I know the anaesthetist gave me something to stop sickness; he mentioned he’d already done it when I told him I didn’t like throwing up. That was whilst he was loading me with a tasty little selection of syringes. Don’t recall my arse being on fire though - haha!
I also warned him I don’t metabolise codeine at all (CYP2D6 gene variants proven) and my resting blood pressure is always ridiculously low (80s/40s-50s), which was appreciated.

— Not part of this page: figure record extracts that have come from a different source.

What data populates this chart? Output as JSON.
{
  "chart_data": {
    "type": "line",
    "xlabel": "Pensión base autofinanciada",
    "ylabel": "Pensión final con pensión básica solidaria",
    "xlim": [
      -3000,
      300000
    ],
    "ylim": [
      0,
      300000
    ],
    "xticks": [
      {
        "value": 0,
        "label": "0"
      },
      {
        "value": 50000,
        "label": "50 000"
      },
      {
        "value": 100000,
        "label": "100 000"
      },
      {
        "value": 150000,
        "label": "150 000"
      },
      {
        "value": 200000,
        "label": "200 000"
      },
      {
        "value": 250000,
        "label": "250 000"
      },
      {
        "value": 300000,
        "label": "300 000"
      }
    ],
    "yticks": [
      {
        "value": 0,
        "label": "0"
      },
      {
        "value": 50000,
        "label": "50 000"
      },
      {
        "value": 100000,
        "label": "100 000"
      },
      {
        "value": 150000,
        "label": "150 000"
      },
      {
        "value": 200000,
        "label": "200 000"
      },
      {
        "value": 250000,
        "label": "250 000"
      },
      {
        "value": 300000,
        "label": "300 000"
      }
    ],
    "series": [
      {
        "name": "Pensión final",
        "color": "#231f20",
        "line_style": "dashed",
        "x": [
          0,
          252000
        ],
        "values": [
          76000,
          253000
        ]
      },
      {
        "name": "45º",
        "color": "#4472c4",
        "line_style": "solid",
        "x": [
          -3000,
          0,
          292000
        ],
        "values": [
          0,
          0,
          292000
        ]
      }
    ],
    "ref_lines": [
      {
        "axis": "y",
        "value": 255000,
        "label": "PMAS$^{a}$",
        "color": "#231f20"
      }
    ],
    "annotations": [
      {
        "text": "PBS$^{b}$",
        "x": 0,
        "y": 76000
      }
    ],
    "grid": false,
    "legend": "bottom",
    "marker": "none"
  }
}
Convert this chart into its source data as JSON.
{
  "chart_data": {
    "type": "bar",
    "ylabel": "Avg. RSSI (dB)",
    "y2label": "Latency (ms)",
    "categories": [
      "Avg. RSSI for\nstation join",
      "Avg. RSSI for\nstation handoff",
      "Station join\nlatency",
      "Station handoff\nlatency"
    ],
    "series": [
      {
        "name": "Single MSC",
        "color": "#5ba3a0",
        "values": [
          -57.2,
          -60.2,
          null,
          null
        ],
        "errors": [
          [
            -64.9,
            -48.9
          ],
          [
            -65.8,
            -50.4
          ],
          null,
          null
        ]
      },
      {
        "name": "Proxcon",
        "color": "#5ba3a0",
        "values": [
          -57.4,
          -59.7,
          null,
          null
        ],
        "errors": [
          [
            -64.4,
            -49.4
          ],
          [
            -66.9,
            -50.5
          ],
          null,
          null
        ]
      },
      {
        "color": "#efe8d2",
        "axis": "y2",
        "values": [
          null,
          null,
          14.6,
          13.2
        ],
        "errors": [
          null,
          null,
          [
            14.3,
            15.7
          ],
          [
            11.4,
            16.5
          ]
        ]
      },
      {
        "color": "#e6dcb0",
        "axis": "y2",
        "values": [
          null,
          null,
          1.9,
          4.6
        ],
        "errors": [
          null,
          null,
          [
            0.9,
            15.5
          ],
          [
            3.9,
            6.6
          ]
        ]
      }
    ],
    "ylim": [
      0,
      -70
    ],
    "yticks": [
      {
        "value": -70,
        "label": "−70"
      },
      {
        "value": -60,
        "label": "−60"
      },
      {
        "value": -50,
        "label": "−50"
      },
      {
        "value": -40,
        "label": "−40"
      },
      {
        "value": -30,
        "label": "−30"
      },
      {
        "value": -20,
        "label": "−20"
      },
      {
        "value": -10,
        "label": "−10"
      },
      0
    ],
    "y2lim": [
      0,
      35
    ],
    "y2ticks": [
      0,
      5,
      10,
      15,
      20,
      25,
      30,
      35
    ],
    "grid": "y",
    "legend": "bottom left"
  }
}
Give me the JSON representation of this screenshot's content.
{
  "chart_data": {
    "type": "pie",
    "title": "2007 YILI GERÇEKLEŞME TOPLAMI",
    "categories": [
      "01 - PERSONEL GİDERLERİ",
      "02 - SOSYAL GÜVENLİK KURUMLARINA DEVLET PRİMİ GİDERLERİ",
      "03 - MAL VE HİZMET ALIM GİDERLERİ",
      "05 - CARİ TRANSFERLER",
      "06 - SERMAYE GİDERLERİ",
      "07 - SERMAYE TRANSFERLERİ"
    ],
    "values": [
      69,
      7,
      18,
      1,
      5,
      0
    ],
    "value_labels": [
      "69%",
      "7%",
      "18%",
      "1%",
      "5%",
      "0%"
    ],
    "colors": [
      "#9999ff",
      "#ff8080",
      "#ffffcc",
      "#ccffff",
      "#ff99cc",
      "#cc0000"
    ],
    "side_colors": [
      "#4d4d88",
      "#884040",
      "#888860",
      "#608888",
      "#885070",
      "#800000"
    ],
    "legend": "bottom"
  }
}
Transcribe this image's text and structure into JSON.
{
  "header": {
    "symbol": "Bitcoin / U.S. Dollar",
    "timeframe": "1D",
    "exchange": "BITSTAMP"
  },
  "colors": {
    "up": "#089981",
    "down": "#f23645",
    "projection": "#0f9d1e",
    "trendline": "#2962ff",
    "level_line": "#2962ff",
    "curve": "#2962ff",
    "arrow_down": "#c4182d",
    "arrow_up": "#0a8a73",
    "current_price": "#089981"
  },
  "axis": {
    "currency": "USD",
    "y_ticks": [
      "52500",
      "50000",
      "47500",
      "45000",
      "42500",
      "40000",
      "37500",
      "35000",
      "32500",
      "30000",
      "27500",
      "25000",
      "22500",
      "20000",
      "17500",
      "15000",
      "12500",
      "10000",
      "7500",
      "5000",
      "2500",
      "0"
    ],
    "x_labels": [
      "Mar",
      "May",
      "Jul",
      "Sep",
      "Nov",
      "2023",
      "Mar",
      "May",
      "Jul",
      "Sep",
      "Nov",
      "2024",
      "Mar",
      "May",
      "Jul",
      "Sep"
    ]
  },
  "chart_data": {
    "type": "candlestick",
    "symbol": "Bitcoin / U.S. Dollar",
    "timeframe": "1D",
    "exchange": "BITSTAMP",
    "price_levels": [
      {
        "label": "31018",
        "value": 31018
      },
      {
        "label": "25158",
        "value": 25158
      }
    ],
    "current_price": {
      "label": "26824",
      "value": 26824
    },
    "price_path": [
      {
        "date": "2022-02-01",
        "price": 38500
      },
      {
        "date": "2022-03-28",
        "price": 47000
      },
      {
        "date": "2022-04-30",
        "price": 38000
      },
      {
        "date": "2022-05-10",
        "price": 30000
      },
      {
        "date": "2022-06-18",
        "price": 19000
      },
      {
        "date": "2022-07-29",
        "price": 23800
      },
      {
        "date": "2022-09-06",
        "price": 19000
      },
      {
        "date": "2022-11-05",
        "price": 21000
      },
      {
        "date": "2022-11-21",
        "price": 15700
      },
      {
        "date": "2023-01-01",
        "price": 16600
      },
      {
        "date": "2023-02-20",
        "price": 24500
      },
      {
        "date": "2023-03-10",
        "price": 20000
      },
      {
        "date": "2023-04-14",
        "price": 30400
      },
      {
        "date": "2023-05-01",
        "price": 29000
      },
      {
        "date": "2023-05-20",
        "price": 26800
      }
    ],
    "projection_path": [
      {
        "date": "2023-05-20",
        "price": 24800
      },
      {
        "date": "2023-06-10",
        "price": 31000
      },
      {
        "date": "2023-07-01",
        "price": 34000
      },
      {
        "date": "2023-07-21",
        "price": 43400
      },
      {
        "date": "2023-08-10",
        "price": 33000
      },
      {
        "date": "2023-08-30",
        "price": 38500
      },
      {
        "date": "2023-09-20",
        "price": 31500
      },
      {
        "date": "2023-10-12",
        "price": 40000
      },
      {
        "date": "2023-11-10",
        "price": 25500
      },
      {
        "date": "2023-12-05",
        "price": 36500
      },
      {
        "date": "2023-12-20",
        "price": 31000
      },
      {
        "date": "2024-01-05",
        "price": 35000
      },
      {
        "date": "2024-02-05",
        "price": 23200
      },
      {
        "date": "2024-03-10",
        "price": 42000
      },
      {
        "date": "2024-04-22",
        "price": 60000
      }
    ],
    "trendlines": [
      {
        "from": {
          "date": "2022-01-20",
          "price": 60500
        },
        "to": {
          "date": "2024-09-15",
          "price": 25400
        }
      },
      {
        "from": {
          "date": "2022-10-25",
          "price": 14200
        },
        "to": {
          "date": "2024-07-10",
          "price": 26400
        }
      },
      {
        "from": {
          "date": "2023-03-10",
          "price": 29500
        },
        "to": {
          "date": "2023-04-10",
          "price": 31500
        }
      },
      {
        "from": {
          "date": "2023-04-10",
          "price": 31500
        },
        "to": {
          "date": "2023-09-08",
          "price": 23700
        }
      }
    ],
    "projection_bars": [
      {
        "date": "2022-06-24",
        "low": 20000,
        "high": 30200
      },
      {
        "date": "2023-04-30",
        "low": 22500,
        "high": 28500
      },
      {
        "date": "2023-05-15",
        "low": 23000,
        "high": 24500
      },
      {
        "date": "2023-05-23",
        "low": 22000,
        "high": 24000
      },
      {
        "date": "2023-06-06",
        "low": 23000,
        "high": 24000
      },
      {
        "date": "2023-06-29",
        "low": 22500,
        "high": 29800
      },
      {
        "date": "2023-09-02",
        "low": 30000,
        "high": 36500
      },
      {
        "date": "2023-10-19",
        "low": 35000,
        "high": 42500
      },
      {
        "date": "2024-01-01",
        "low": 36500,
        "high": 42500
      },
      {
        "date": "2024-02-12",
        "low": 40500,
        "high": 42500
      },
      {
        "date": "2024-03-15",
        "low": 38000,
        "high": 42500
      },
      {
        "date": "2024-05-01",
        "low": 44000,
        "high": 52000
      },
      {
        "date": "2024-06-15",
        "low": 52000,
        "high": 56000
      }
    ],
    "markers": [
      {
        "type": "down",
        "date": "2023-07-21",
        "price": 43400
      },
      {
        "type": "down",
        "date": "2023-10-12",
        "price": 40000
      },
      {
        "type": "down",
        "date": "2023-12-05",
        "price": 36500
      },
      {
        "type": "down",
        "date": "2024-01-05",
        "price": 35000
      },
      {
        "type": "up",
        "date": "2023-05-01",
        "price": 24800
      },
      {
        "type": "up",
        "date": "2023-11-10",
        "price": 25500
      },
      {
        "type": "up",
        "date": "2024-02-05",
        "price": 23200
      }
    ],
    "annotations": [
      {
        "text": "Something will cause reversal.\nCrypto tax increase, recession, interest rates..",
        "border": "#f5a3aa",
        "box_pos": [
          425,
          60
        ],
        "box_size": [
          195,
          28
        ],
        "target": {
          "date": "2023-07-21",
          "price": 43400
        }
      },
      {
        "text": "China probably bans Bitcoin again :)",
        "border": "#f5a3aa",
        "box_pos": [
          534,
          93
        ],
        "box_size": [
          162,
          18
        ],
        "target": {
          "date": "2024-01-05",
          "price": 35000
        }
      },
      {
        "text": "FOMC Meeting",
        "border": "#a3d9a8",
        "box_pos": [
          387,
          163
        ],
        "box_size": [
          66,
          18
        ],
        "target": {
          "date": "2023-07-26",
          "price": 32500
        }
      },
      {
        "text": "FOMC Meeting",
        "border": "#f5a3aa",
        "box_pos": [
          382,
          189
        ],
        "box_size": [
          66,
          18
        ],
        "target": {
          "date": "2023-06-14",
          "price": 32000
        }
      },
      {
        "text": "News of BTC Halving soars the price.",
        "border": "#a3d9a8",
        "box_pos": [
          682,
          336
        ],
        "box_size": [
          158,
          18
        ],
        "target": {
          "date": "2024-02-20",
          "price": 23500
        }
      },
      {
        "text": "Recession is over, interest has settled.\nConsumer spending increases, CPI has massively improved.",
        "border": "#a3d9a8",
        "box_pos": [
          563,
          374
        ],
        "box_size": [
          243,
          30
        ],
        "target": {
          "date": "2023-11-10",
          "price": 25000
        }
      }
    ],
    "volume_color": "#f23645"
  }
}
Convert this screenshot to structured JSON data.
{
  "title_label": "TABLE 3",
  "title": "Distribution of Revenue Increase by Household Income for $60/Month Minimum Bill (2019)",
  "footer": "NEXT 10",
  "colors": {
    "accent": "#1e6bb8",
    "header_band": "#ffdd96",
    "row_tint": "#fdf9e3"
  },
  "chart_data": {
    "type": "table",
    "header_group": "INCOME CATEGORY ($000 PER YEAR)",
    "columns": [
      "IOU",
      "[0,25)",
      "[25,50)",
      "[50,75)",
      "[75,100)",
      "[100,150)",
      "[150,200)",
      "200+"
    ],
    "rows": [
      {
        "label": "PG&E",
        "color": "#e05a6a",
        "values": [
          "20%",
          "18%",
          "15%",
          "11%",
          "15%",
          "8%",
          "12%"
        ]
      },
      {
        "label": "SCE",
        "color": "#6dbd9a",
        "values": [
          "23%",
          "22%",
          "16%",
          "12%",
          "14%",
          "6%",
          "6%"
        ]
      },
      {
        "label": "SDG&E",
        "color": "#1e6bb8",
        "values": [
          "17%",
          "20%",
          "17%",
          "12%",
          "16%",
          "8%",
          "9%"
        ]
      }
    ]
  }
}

I was loopy afterwards - repeatedly asked if I was dead (no), had I been abducted by aliens (no), and would he go and get me a Maccies (polite no). I had no pain because I’d also been given a local anaesthetic into my right thigh (excisional biopsy of an intramuscular myxoma). Felt so well and bursting with energy. The staff were bemused/amused by it all. Had a meal when I returned to the ward, stuffed myself with biscuits (cookies), then pleaded for extra toast and tea at 11pm (NHS toast and tea is food of the gods) and was found shovelling down a massive bar of chocolate and flicking around on my iPad when they came round for 2am rounds.
I also went down to theatre loopy. Due to the needle phobia they’d given me diazepam an hour before. Didn’t sedate me, didn’t erase my memory, just got rid of all the anxiety and any verbal filter I previously had. Begged them to sell me as many pills as the £12 I’d brought to hospital would buy, and when I saw the big syringe of propofol asked if that was what killed MJ. When he laughed and said yes I replied “Coooool… at least you know it works!” Then boom, it was 90 minutes later in what felt like two seconds.
I think you folk are amazing - keeping us safe, free from pain and then waking us up after we’ve been operated on. Many thanks!
(and to any NHS staff reading, you’re also amazing).